News coverage of the Veterans Affairs Department's decision to include the Wiccan pentacle on a list of approved religious symbols that can be engraved on the headstones of veterans has been high on the politics and low on the religion. The story comes down to a classic case of religious freedom. Unfortunately, the story has been swept up by politics when it is not clear that it was directly related to politics. The New York Times' Neela Banerjee reported that attorneys for Americans United had evidence that the VA's decision was based on comments President Bush made while he was governor of Texas:
The settlement, which was reached on Friday, was announced on Monday by Americans United for the Separation of Church and State, which represented the plaintiffs in the case.
Though it has many forms, Wicca is a type of pre-Christian belief that reveres nature and its cycles. Its symbol is the pentacle, a five-pointed star, inside a circle.

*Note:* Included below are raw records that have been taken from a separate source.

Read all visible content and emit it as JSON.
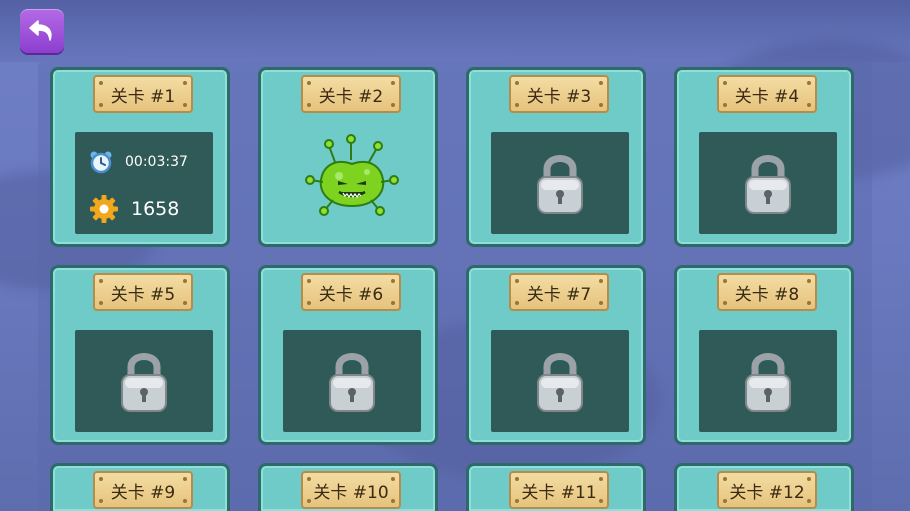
{
  "levels": [
    {
      "label": "关卡 #1",
      "state": "completed",
      "time": "00:03:37",
      "score": "1658"
    },
    {
      "label": "关卡 #2",
      "state": "current"
    },
    {
      "label": "关卡 #3",
      "state": "locked"
    },
    {
      "label": "关卡 #4",
      "state": "locked"
    },
    {
      "label": "关卡 #5",
      "state": "locked"
    },
    {
      "label": "关卡 #6",
      "state": "locked"
    },
    {
      "label": "关卡 #7",
      "state": "locked"
    },
    {
      "label": "关卡 #8",
      "state": "locked"
    },
    {
      "label": "关卡 #9",
      "state": "locked"
    },
    {
      "label": "关卡 #10",
      "state": "locked"
    },
    {
      "label": "关卡 #11",
      "state": "locked"
    },
    {
      "label": "关卡 #12",
      "state": "locked"
    }
  ],
  "icons": {
    "back": "undo-arrow-icon",
    "clock": "alarm-clock-icon",
    "score": "gear-icon",
    "locked": "padlock-icon",
    "current": "green-slime-monster-icon"
  },
  "colors": {
    "card": "#6fcbc7",
    "card_border": "#2e6a6a",
    "inner_panel": "#2f5a57",
    "plate": "#e6c37d",
    "back_button": "#a054dc",
    "background": "#6b7ac0"
  }
}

Until now, the Veterans Affairs department had approved 38 symbols to indicate the faith of deceased service members on memorials. It normally takes a few months for a petition by a faith group to win the department's approval, but the effort on behalf of the Wiccan symbol took about 10 years and a lawsuit, said Richard B. Katskee, assistant legal director for Americans United.

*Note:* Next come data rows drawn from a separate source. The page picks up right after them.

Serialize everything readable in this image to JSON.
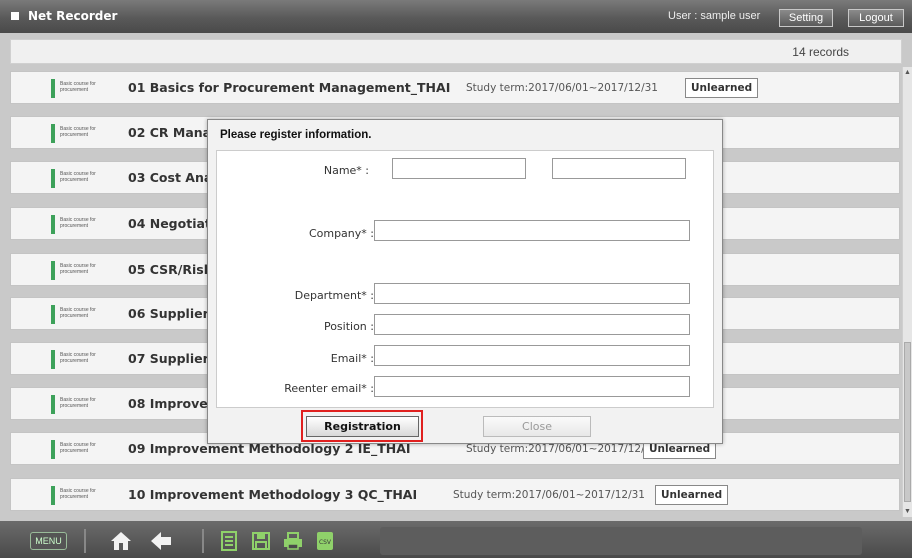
{
  "header": {
    "app_title": "Net Recorder",
    "user_text": "User : sample user",
    "setting_label": "Setting",
    "logout_label": "Logout"
  },
  "records": {
    "count_text": "14 records"
  },
  "courses": [
    {
      "category": "Basic course for procurement",
      "title": "01 Basics for Procurement Management_THAI",
      "term": "Study term:2017/06/01~2017/12/31",
      "status": "Unlearned"
    },
    {
      "category": "Basic course for procurement",
      "title": "02 CR Mana"
    },
    {
      "category": "Basic course for procurement",
      "title": "03 Cost Ana"
    },
    {
      "category": "Basic course for procurement",
      "title": "04 Negotiat"
    },
    {
      "category": "Basic course for procurement",
      "title": "05 CSR/Risl"
    },
    {
      "category": "Basic course for procurement",
      "title": "06 Supplier"
    },
    {
      "category": "Basic course for procurement",
      "title": "07 Supplier"
    },
    {
      "category": "Basic course for procurement",
      "title": "08 Improve"
    },
    {
      "category": "Basic course for procurement",
      "title": "09 Improvement Methodology 2 IE_THAI",
      "term": "Study term:2017/06/01~2017/12/31",
      "status": "Unlearned"
    },
    {
      "category": "Basic course for procurement",
      "title": "10 Improvement Methodology 3 QC_THAI",
      "term": "Study term:2017/06/01~2017/12/31",
      "status": "Unlearned"
    }
  ],
  "modal": {
    "title": "Please register information.",
    "name_label": "Name* :",
    "company_label": "Company* :",
    "department_label": "Department* :",
    "position_label": "Position :",
    "email_label": "Email* :",
    "reenter_email_label": "Reenter email* :",
    "registration_label": "Registration",
    "close_label": "Close"
  },
  "footer": {
    "menu_label": "MENU",
    "csv_label": "CSV"
  },
  "colors": {
    "accent_green": "#3da15a",
    "highlight_red": "#e0201f"
  },
  "icons": [
    "home-icon",
    "back-arrow-icon",
    "document-icon",
    "save-icon",
    "print-icon",
    "csv-icon"
  ]
}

There seems to be good second-hand evidence that the VA's decision was indeed influenced by statements made by President Bush. But the terms of the settlement with the VA kept those documents from coming out. Call me a skeptic (because I am about most things), but as a reporter I would not be satisfied with that answer. Even the folks at Americans United decline to say that Bush's White House did not affect the decision.
I also wonder why the Times' piece did not mention religious liberty even once as a logical reason for the settlement. Americans United proclaimed its victory as a "proud day for religious freedom in the United States."
Mark Oppenheimer, who holds a Ph.D. in American religious history from Yale University, writes over at The Huffington Post that Banerjee makes a mistake in writing that Wicca is a pre-Christian belief "that reveres nature and its cycles." Oppenheimer says that "Wicca is a 19th- and 20th-century invention with a creative backstory invented to lend it historical legitimacy."
First, this myth is tied closely to what the scholar Cynthia Eller calls "the myth of matriarchal prehistory," the notion that thousands of years ago the world was ruled by peaceful, matriarchal goddess cults (from whom many Wiccans claim spiritual descent). Would that it were true, but it's not, and too many well-meaning history teachers have bought into this bad, biased history in the interests of multiculturalism and progressivism.
Second, the prevalence of the ancient-Wicca myth is testament in part to the decline of religion journalism. Although religion has never been the most intelligently covered of subjects, matters are getting worse. Newspapers are cutting religion jobs: The Wall Street Journal no longer has a religion writer and The Hartford Courant used my departure from the religion job in 2001 as a chance to cut a job by attrition.
This shrinking of the religion-writer guild has coincided precisely with a time in our culture when we need more and better religion writing: 9/11, the second Intifada, the priest scandals in the Roman Catholic church, and the war in Iraq all cry out for intelligent religion coverage. Some newspapers have responded with excellent coverage -- the Times' Pulitzer-winning series about an imam in New York being a being a good example -- but there has also been an uptick in credulousness: trying to be sensitive to, say, Wiccans, a reporter might fail to question their absurd claims.
Oppenheimer's post is right up our alley, and he makes a compelling point that taking Wiccans' claims at face value keeps reporters from looking into the deeper subject of what makes a religion persist throughout the generations.
Those who wish to comment on this post be warned: keep your comments limited to the media's coverage of this issue. There is plenty of room to discuss the matter within those constraints. Those that go outside those boundaries will be erased punctually.
Editor's note: This post previously said that Bush's statements did not affect the VA's decision. This is incorrect based on the available facts. It was the Bush White House that was said not to affect the decision. It has been updated to reflect this.